Yoga Is Nothing but to Be!

Yoga Is Nothing but to Be!

By Yves Panneton CYA-E-RYTGOLD

Become who you are. 

— Friedrich Nietzsche

When I saw the theme for the newsletter, I was excited and I could not wait to sit down to write a short article. Once in front of my computer, I just stared at my blank page. Suddenly, I did not know how to approach the topic.

Karma Yoga 

The first thing that came to my mind was Karma Yoga. It seemed the most natural link between yoga and being involved in the world. I was going to say that it is the most accessible yoga yet probably the most difficult. I would have explained that the most important challenge stems from the fact that karma yogis do things for the sake of doing them; they act because their intervention is needed in the here and now; and they intervene notwithstanding what the yogi wants, or may benefit from, or may lose from his/her actions. 

Bhakti Yoga

Then I thought it would not reach those who have a strong faith. So, I considered writing the piece on Bhakti Yoga. I was going to explain that being actively involved in the world is like serving God in the temple. The difference being that instead of making offering to a representation of God in a shrine, the bhakti yogi superimposes God over the world, and all actions in the world are regarded as offerings to God. I would have explained that the bhakti yogi sees himself/herself as the flute Krishna uses to play the music that keeps the Gopis dancing. I would have said that bhakti yogis can opt for various relationships with God. They can see God as a friend like Krishna and Arjuna; as a lover like Krishna and Radha; or as a parent looking after baby Krishna. I would have finished by saying that the main driver for action in Bhakti is love and compassion for others. 

Jnana Yoga

I was afraid to lose those in search of meaning. Then I was thinking of relating the theme to Jnana Yoga or the yoga of knowledge. I would have explained that in this form of yoga, the world is seen as a dynamic expression of Brahman, the Hindu Godhead. I would have said that the universe is in continuous motion; that actions in the world are referred to as sacrifice; and I would have given the example of rain falling from the clouds, which give without worrying if they cause a flood or help flowers to grow. I would have said that our actions are similar because, despite all our good intentions, we cannot be secure in the knowledge that we will achieve the good we had in mind. I would have said that the universe in motion is called Brahman’s Lila or cosmic play. I would have concluded by saying that our purpose in life is solely to partake in Brahman’s Lila. Only our contribution matters and whether we achieve success or not is irrelevant.

Raja Yoga

I then realized I could combine the three forms of yoga in one! So I was about to write about Raja Yoga. I was going to explained that the yamas and niyamas are guidance to properly behave in all the situations we encounter and as such they could relate to Karma Yoga. I would have said that the injunction of surrendering to the divine can be related to Bhakti Yoga and the injunction of studying the scriptures can be related to Jnana Yoga. I was so happy, I felt I was almost there.

Hatha Yoga

Then I thought wait a minute! What about Hatha Yoga? After all, it is the form of yoga we are the most familiar with. I could have explained that the limbs of asana and pranayama in Raja Yoga allude to Hatha Yoga but it would not have linked it with the theme of action in the world. I realized I would have to explain that Hatha Yoga is a tantric practice that rests on the yamas and niyamas — that they are different than the ones in Raja Yoga — and it is within those that the practice of asana and pranayama are to be found. Then I would have explained that the Hatha yogi worships Siva and actions in the world are regarded as offerings to Siva. As such, Hatha Yoga is truly a form of Bhakti Yoga. I felt this would have been tricky to write.
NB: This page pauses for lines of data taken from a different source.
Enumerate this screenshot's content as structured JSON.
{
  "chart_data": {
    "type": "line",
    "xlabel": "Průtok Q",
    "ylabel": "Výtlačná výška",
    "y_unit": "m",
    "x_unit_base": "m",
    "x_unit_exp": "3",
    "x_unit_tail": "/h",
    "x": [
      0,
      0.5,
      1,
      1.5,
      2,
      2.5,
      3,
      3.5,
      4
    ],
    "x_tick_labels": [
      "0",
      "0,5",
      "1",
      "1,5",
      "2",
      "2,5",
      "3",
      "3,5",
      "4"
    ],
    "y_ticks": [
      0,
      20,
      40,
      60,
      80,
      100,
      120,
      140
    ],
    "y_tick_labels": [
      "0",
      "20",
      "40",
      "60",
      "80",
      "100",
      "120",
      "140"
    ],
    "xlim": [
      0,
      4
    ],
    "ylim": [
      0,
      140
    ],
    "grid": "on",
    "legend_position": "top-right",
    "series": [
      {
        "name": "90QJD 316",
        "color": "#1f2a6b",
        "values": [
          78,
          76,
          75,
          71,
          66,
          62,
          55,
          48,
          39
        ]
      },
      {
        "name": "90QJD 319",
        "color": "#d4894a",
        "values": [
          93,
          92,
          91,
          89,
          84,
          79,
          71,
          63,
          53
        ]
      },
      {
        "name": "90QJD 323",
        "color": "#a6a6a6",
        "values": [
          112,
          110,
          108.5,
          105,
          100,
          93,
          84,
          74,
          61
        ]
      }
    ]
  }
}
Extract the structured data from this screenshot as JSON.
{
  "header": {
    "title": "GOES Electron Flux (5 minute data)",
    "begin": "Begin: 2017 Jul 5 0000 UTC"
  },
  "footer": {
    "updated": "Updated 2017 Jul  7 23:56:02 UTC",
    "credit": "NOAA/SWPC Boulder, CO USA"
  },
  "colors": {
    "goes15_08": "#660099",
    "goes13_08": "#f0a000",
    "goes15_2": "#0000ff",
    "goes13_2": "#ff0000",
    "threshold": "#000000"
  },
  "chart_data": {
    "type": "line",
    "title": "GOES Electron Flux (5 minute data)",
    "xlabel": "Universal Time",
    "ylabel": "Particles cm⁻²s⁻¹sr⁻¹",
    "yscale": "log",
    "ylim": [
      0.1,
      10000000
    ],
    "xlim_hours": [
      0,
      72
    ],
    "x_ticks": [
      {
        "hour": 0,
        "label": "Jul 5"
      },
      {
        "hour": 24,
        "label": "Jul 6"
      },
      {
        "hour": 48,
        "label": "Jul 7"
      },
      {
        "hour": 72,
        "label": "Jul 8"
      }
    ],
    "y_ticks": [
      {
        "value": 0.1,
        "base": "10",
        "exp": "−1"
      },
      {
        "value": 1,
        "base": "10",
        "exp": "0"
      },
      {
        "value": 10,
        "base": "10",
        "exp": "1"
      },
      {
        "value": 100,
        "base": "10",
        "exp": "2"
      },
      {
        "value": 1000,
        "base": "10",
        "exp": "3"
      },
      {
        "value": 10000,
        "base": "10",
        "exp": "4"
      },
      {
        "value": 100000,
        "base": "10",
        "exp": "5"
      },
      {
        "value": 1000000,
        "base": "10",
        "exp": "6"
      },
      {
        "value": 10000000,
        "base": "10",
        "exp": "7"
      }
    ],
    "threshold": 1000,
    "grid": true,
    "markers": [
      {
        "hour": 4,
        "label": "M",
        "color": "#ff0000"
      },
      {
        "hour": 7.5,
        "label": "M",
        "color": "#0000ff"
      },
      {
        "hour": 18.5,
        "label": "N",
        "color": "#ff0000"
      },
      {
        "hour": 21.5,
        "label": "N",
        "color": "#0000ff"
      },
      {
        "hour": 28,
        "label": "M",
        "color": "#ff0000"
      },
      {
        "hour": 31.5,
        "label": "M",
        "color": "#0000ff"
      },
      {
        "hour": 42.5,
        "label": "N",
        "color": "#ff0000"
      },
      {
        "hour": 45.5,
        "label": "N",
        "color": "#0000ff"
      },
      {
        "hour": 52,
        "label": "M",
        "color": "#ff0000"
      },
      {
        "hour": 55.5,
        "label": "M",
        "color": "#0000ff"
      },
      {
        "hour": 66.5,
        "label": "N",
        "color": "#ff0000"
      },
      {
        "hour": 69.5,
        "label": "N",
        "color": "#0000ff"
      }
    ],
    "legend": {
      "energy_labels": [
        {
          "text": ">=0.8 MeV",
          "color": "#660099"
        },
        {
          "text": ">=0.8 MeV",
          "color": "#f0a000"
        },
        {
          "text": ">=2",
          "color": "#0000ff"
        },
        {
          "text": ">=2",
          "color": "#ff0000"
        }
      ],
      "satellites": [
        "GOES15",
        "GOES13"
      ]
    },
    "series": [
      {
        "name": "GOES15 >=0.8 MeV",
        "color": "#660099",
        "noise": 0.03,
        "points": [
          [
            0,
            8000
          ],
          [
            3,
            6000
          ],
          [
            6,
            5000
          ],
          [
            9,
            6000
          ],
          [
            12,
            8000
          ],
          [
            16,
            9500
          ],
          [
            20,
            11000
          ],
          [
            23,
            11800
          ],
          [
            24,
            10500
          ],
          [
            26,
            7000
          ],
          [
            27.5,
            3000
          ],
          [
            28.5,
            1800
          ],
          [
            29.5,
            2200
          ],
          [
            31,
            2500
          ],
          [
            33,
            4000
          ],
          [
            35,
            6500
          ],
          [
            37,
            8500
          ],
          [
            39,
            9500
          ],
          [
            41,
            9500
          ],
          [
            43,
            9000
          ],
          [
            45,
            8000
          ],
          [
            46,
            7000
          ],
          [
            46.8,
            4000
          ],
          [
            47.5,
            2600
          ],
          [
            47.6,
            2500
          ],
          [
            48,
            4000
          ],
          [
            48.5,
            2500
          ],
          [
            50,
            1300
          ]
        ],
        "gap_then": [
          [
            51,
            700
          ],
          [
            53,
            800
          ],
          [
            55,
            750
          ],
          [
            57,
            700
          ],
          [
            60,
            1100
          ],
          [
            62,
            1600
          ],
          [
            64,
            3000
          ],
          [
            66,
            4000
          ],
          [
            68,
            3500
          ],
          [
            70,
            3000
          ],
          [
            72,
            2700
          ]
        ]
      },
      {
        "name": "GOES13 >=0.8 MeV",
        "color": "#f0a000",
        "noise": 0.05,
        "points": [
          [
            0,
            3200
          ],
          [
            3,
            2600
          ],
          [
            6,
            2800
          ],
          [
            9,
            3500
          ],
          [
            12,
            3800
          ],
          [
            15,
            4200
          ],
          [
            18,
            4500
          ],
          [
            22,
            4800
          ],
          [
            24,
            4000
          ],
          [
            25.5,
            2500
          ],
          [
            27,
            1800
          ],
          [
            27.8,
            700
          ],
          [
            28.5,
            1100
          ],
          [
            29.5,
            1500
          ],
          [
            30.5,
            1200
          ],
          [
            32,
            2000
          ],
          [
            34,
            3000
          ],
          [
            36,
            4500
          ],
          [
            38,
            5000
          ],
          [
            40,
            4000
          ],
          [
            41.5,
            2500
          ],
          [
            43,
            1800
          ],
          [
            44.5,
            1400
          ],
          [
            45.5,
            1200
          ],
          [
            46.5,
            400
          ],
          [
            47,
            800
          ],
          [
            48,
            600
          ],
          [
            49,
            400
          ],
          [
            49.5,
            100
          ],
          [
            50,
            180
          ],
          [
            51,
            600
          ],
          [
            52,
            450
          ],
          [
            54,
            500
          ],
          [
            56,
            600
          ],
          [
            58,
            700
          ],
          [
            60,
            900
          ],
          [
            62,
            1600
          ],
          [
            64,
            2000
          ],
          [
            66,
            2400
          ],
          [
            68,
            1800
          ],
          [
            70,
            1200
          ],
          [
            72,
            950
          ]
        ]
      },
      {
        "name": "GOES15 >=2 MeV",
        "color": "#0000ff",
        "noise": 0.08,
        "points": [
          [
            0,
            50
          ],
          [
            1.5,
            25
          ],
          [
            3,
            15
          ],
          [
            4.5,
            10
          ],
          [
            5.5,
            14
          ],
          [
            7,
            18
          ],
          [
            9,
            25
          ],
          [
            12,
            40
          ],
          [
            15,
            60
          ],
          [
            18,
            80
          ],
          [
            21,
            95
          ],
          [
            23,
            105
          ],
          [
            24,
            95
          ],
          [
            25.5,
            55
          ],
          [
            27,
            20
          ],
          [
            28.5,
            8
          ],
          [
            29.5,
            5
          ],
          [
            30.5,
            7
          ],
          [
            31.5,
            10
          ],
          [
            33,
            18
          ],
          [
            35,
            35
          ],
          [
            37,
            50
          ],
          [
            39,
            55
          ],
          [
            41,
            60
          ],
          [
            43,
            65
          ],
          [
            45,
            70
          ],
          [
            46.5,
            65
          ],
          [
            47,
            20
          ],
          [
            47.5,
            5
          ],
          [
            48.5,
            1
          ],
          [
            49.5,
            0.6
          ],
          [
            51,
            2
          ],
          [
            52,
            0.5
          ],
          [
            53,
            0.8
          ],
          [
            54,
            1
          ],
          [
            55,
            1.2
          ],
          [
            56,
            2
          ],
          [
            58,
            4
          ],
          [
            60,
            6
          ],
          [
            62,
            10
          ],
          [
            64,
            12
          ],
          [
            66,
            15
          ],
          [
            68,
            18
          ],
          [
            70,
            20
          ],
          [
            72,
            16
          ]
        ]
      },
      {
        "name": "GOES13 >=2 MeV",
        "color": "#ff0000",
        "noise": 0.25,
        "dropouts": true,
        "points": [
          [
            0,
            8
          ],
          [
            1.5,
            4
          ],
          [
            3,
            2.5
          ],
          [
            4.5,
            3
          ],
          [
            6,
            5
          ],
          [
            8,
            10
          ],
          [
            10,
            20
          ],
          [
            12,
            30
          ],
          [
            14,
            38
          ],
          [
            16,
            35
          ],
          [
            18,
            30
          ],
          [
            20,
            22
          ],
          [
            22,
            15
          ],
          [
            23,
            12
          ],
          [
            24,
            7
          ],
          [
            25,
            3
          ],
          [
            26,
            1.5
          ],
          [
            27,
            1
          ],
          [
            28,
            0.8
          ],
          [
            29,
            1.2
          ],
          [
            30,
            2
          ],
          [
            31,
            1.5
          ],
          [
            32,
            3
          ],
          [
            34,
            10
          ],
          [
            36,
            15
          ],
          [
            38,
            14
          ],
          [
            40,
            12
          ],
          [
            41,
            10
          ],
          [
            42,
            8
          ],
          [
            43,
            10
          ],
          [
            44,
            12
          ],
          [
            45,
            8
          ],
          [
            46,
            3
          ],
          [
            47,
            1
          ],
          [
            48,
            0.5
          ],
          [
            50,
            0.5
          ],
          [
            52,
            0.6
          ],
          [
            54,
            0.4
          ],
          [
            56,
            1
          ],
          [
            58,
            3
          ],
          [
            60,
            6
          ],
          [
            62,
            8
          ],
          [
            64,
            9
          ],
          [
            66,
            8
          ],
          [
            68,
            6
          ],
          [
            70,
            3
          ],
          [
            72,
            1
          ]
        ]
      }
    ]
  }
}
A body made in the fire of Yoga

I was getting sad as I felt I was getting nowhere. Then I thought of the analogy that we are like ships sailing on the ocean of life. I smiled and started to get a bit exited. I was thinking that I could say the practice of yoga is making us healthy and with good health we can accomplish our mission in life.

In the end…

I stalled. Mission? What mission? I looked at philosophers for inspiration. The light turned on! I am sure if we were to ask Nietzsche to explain how a yogi can be in the world, he would say that yoga is to become who we are!

Yoga is about letting our potential bloom. It is not so much about achievements as much as skills. If I want to be a doctor but cannot for one reason or another, I can be a physiotherapist, a personal care attendant or a dedicated parent looking after a sick kid. What matters is to allow my caring nature to bloom. 

All we do — be it consoling a friend or climbing Mount Everest — is yoga. If we invest all our soul, we rejoice and grow. Every achievement and failure is a celebration of life and so, in the end, I decided I would not write an article but wait anxiously to read what others have accomplished.